Preceding the announcement of the summer tour, Logic suffered a panic attack when waiting to view Star Wars: The Force Awakens. After being rushed to a nearby hospital, Logic deemphasized the impact of his attack by attributing it to attacks he would receive as a child. Remaining insistent to continue the tour, Logic's health deteriorated further, eventually inducing him into a state of derealization. Doctors attributed his poor state of health due to the consistent touring, performing and high pressure situations associated with music and its live environment. Logic soon took time off, and detailed its rationale in an interview, stating: "[I've] gone my entire life, especially the last seven years, professionally, without a break. Literally, I got married and a week later, I jumped on a tour bus instead of taking my wife to an awesome exotic place [in favor of] [seeing] my fans, over the span of two weeks, over the entire country, playing my album before it came out, for the fans. I put the fans before my health, the music before my health, and the work ethic before my health. There was so much on my shoulders that it really began to weigh down, and [that's not good]."

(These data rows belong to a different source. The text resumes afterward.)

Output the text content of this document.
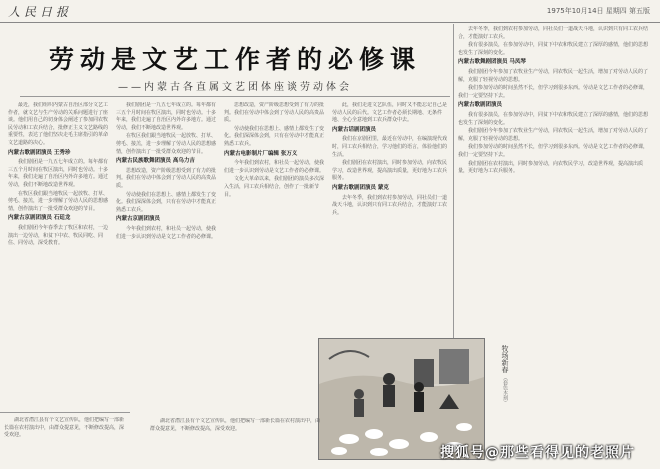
人民日报	1975年10月14日 星期四 第五版
劳动是文艺工作者的必修课
——内蒙古各直属文艺团体座谈劳动体会

最近，我们组织内蒙古自治区部分文艺工作者，就文艺与生产劳动的关系问题进行了座谈。他们用自己的切身体会阐述了参加同农牧民劳动和工农兵结合，批修正主义文艺路线的重要性，表达了他们坚决走毛主席指引的革命文艺道路的决心。

内蒙古歌剧团演员 王秀珍

我们剧团是一九五七年成立的。每年都有三五个月时间在牧区演出，同时也劳动。十多年来，我们走遍了自治区内外许多地方。通过劳动，我们不断地改造世界观。

在牧区我们跟当地牧民一起放牧、打草、剪毛、接羔，进一步理解了劳动人民的思想感情，创作演出了一批受群众欢迎的节目。

内蒙古京剧团演员 石廷龙

我们剧团今年春季去了牧区和农村，一边演出一边劳动，和贫下中农、牧民同吃、同住、同劳动，深受教育。

我们剧团是一九五七年成立的。每年都有三五个月时间在牧区演出，同时也劳动。十多年来，我们走遍了自治区内外许多地方。通过劳动，我们不断地改造世界观。

在牧区我们跟当地牧民一起放牧、打草、剪毛、接羔，进一步理解了劳动人民的思想感情，创作演出了一批受群众欢迎的节目。

内蒙古民族歌舞团演员 高乌力吉

思想改造，资产阶级思想受到了有力的批判。我们在劳动中体会到了劳动人民的高贵品质。

劳动使我们在思想上、感情上都发生了变化。我们深深体会到，只有在劳动中才能真正熟悉工农兵。

内蒙古京剧团演员

今年我们到农村，和社员一起劳动，使我们进一步认识到劳动是文艺工作者的必修课。

思想改造，资产阶级思想受到了有力的批判。我们在劳动中体会到了劳动人民的高贵品质。

劳动使我们在思想上、感情上都发生了变化。我们深深体会到，只有在劳动中才能真正熟悉工农兵。

内蒙古电影制片厂编辑 张万义

今年我们到农村，和社员一起劳动，使我们进一步认识到劳动是文艺工作者的必修课。

文化大革命以来，我们剧团的演员多次深入生活，同工农兵相结合，创作了一批新节目。

此，我们走进文艺队伍，同时又不能忘记自己是劳动人民的后代。文艺工作者必须长期地、无条件地、全心全意地到工农兵群众中去。

内蒙古话剧团演员

我们在京剧团里，最近在劳动中，在编演现代戏时，同工农兵相结合，学习他们的语言，体验他们的生活。

我们剧团在农村演出，同时参加劳动，向农牧民学习，改造世界观，提高演出质量，更好地为工农兵服务。

内蒙古歌剧团演员 蒙克

去年冬季，我们到农村参加劳动，同社员们一道战天斗地，认识到只有同工农兵结合，才能演好工农兵。

去年冬季，我们到农村参加劳动，同社员们一道战天斗地，认识到只有同工农兵结合，才能演好工农兵。

我有很多演员，在参加劳动中，同贫下中农和牧民建立了深厚的感情，他们的思想也发生了深刻的变化。

内蒙古歌舞剧团演员 马凤琴

我们剧团今年参加了农牧业生产劳动，同农牧民一起生活，增加了对劳动人民的了解，克服了轻视劳动的思想。

我们参加劳动的时间虽然不长，但学习到很多东西。劳动是文艺工作者的必修课，我们一定要坚持下去。

内蒙古歌剧团演员

我有很多演员，在参加劳动中，同贫下中农和牧民建立了深厚的感情，他们的思想也发生了深刻的变化。

我们剧团今年参加了农牧业生产劳动，同农牧民一起生活，增加了对劳动人民的了解，克服了轻视劳动的思想。

我们参加劳动的时间虽然不长，但学习到很多东西。劳动是文艺工作者的必修课，我们一定要坚持下去。

我们剧团在农村演出，同时参加劳动，向农牧民学习，改造世界观，提高演出质量，更好地为工农兵服务。

牧场新春 （套色木刻）

湖北省潜江县有个文艺宣传队，他们把编写一部新长篇在农村演出中，由群众提意见，不断修改提高，深受欢迎。

湖北省潜江县有个文艺宣传队，他们把编写一部新长篇在农村演出中，由群众提意见，不断修改提高，深受欢迎。

搜狐号@那些看得见的老照片
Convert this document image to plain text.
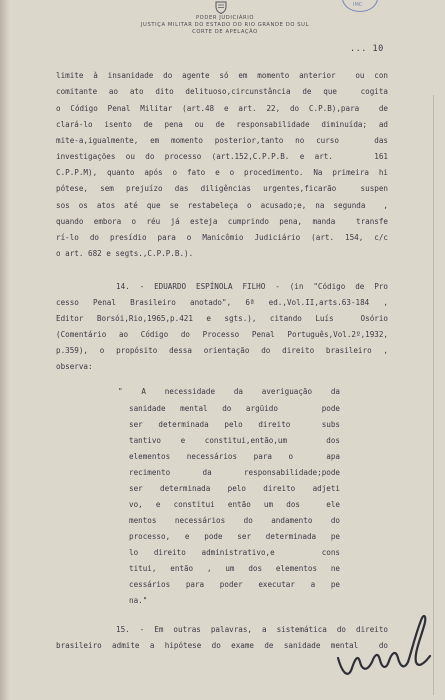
PODER JUDICIÁRIO
JUSTIÇA MILITAR DO ESTADO DO RIO GRANDE DO SUL
CORTE DE APELAÇÃO
IMC
... 10
limite à insanidade do agente só em momento anterior  ou con
comitante ao ato dito delituoso,circunstância de que  cogita
o Código Penal Militar (art.48 e art. 22, do C.P.B),para  de
clará-lo isento de pena ou de responsabilidade diminuída; ad
mite-a,igualmente, em momento posterior,tanto no curso   das
investigações ou do processo (art.152,C.P.P.B. e art.    161
C.P.P.M), quanto após o fato e o procedimento. Na primeira hi
pótese, sem prejuízo das diligências urgentes,ficarão  suspen
sos os atos até que se restabeleça o acusado;e, na segunda  ,
quando embora o réu já esteja cumprindo pena, manda  transfe
rí-lo do presídio para o Manicômio Judiciário (art. 154, c/c
o art. 682 e segts.,C.P.P.B.).
14. - EDUARDO ESPÍNOLA FILHO - (in "Código de Pro
cesso Penal Brasileiro anotado", 6ª ed.,Vol.II,arts.63-184 ,
Editor Borsói,Rio,1965,p.421 e sgts.), citando Luís  Osório
(Comentário ao Código do Processo Penal Português,Vol.2º,1932,
p.359), o propósito dessa orientação do direito brasileiro ,
observa:
" A necessidade da averiguação da
sanidade mental do argüido   pode
ser determinada pelo direito  subs
tantivo e constitui,então,um  dos
elementos necessários para o  apa
recimento da responsabilidade;pode
ser determinada pelo direito adjeti
vo, e constitui então um dos  ele
mentos necessários do andamento do
processo, e pode ser determinada pe
lo direito administrativo,e   cons
titui, então , um dos elementos ne
cessários para poder executar a pe
na."
15. - Em outras palavras, a sistemática do direito
brasileiro admite a hipótese do exame de sanidade mental  do
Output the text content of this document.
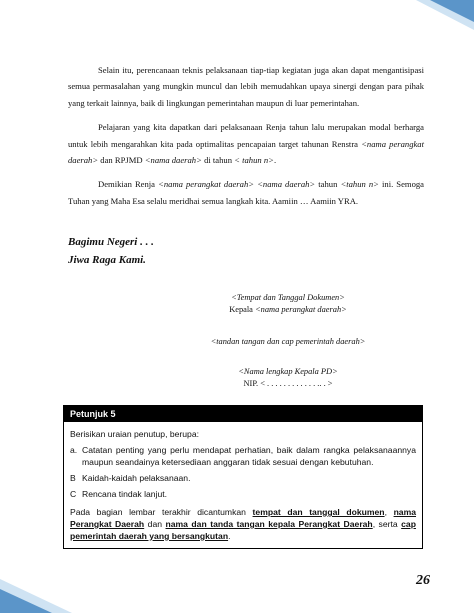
Selain itu, perencanaan teknis pelaksanaan tiap-tiap kegiatan juga akan dapat mengantisipasi semua permasalahan yang mungkin muncul dan lebih memudahkan upaya sinergi dengan para pihak yang terkait lainnya, baik di lingkungan pemerintahan maupun di luar pemerintahan.

Pelajaran yang kita dapatkan dari pelaksanaan Renja tahun lalu merupakan modal berharga untuk lebih mengarahkan kita pada optimalitas pencapaian target tahunan Renstra <nama perangkat daerah> dan RPJMD <nama daerah> di tahun < tahun n>.

Demikian Renja <nama perangkat daerah> <nama daerah> tahun <tahun n> ini. Semoga Tuhan yang Maha Esa selalu meridhai semua langkah kita. Aamiin … Aamiin YRA.

Bagimu Negeri . . .
Jiwa Raga Kami.
<Tempat dan Tanggal Dokumen>
Kepala <nama perangkat daerah>
<tandan tangan dan cap pemerintah daerah>
<Nama lengkap Kepala PD>
NIP. < . . . . . . . . . . . . .. . >
Petunjuk 5
Berisikan uraian penutup, berupa:
a. Catatan penting yang perlu mendapat perhatian, baik dalam rangka pelaksanaannya maupun seandainya ketersediaan anggaran tidak sesuai dengan kebutuhan.
B Kaidah-kaidah pelaksanaan.
C Rencana tindak lanjut.
Pada bagian lembar terakhir dicantumkan tempat dan tanggal dokumen, nama Perangkat Daerah dan nama dan tanda tangan kepala Perangkat Daerah, serta cap pemerintah daerah yang bersangkutan.
26
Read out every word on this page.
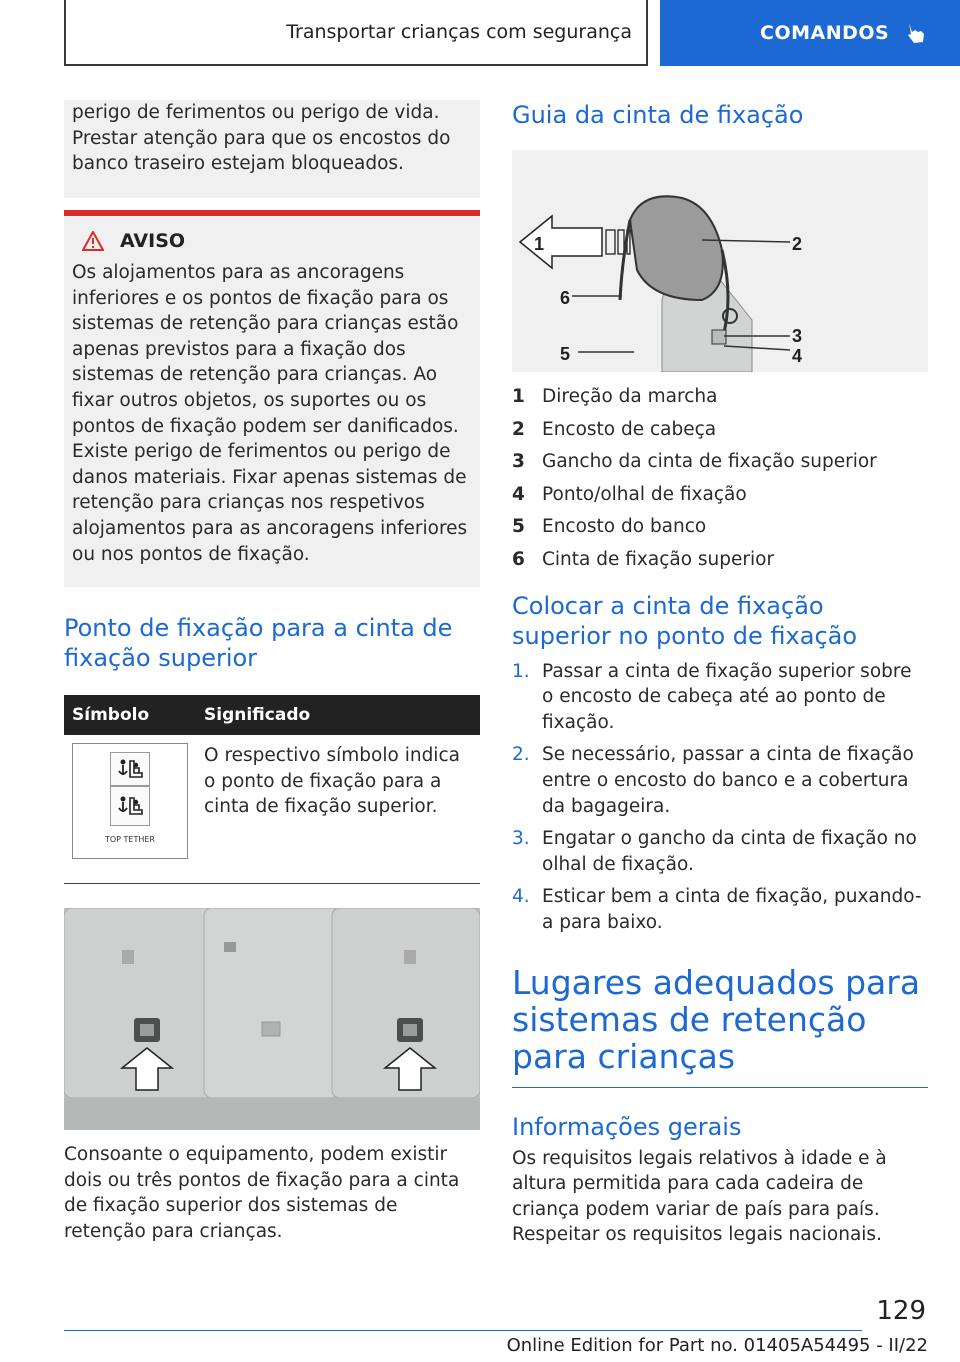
Transportar crianças com segurança	COMANDOS

perigo de ferimentos ou perigo de vida. Prestar atenção para que os encostos do banco traseiro estejam bloqueados.

AVISO

Os alojamentos para as ancoragens inferiores e os pontos de fixação para os sistemas de retenção para crianças estão apenas previstos para a fixação dos sistemas de retenção para crianças. Ao fixar outros objetos, os suportes ou os pontos de fixação podem ser danificados. Existe perigo de ferimentos ou perigo de danos materiais. Fixar apenas sistemas de retenção para crianças nos respetivos alojamentos para as ancoragens inferiores ou nos pontos de fixação.

Ponto de fixação para a cinta de fixação superior
Símbolo	Significado

TOP TETHER	O respectivo símbolo indica o ponto de fixação para a cinta de fixação superior.

Consoante o equipamento, podem existir dois ou três pontos de fixação para a cinta de fixação superior dos sistemas de retenção para crianças.

Guia da cinta de fixação
1	2
3
4
5
6
1 Direção da marcha
2 Encosto de cabeça
3 Gancho da cinta de fixação superior
4 Ponto/olhal de fixação
5 Encosto do banco
6 Cinta de fixação superior
Colocar a cinta de fixação superior no ponto de fixação
1. Passar a cinta de fixação superior sobre o encosto de cabeça até ao ponto de fixação.
2. Se necessário, passar a cinta de fixação entre o encosto do banco e a cobertura da bagageira.
3. Engatar o gancho da cinta de fixação no olhal de fixação.
4. Esticar bem a cinta de fixação, puxando-a para baixo.
Lugares adequados para sistemas de retenção para crianças
Informações gerais

Os requisitos legais relativos à idade e à altura permitida para cada cadeira de criança podem variar de país para país. Respeitar os requisitos legais nacionais.

129
Online Edition for Part no. 01405A54495 - II/22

== Commercial performance ==
In his home country of United States, Bobby Tarantino debuted at number 16 on the US Billboard 200 chart, with 19,000 album-equivalent units (including 8,000 copies as pure album sales) in its first week. This became the third highest debut of the week. In its third week, the mixtape jumped to number 12 on the chart, earning 26,000 album-equivalent units. It was the eighth best-selling album and second best-selling digital album of the week, selling 16,000 copies. In its fourth week, the mixtape dropped to number 20 on the chart, earning 16,000 more units. On August 7, 2020, the mixtape was certified gold by the Recording Industry Association of America (RIAA) for combined sales and album-equivalent units over 500,000 units in the United States.

==Track listing==
Credits adapted from Genius, which have since been verified by Logic.

Notes
- "Illuminatro" is stylized in lowercase
- "Illuminatro" features additional vocals from John Lindahl and background vocals from Jessica Andrea
- "Flexicution" features additional vocals from Jessica Andrea and John Lindahl
- "A Word From Our Sponsor" features additional vocals by George DeNoto

Sample credits
- "The Jam" contains samples of "Mad Crew" performed by KRS-One; and "Gang Related" performed by Logic.
- "Slave II" originally contains a sample of "Rambo" performed by Bryson Tiller; however, Logic and 6ix were forced to alter the beat due to complications with Def Jam.
- "44 Bars" contains a sample of "Vibes Is Right" performed by Barrington Levy.

| No. | Title | Length |
|---|---|---|
| 1. | "Illuminatro" | 0:48 |
| 2. | "Flexicution" | 3:39 |
| 3. | "The Jam" | 3:58 |
| 4. | "Slave II" | 3:17 |
| 5. | "A Word from Our Sponsor" | 3:02 |
| 6. | "Wrist" (featuring Pusha T) | 3:26 |
| 7. | "Super Mario World" | 2:58 |
| 8. | "Studio Ambience at Night: Malibu" | 0:56 |
| 9. | "44 Bars" | 3:02 |
| 10. | "Slave" | 3:00 |
| 11. | "Deeper Than Money" | 4:18 |
| Total length: |  | 32:24 |

==Charts==

===Weekly charts===

| Chart (2016) | Peak position |
|---|---|
| Canadian Albums (Billboard) | 50 |
| New Zealand Heatseekers Albums (RMNZ) | 1 |
| US Billboard 200 | 12 |
| US Top R&B/Hip-Hop Albums (Billboard) | 2 |

===Year-end charts===

| Chart (2016) | Position |
|---|---|
| US Billboard 200 | 162 |
| US Top R&B/Hip-Hop Albums (Billboard) | 51 |

==Certifications==

Certifications for Bobby Tarantino
| Region | Certification | Certified units/sales |
| United States (RIAA) | Gold | 500,000^{‡} |
^{‡} Sales+streaming figures based on certification alone.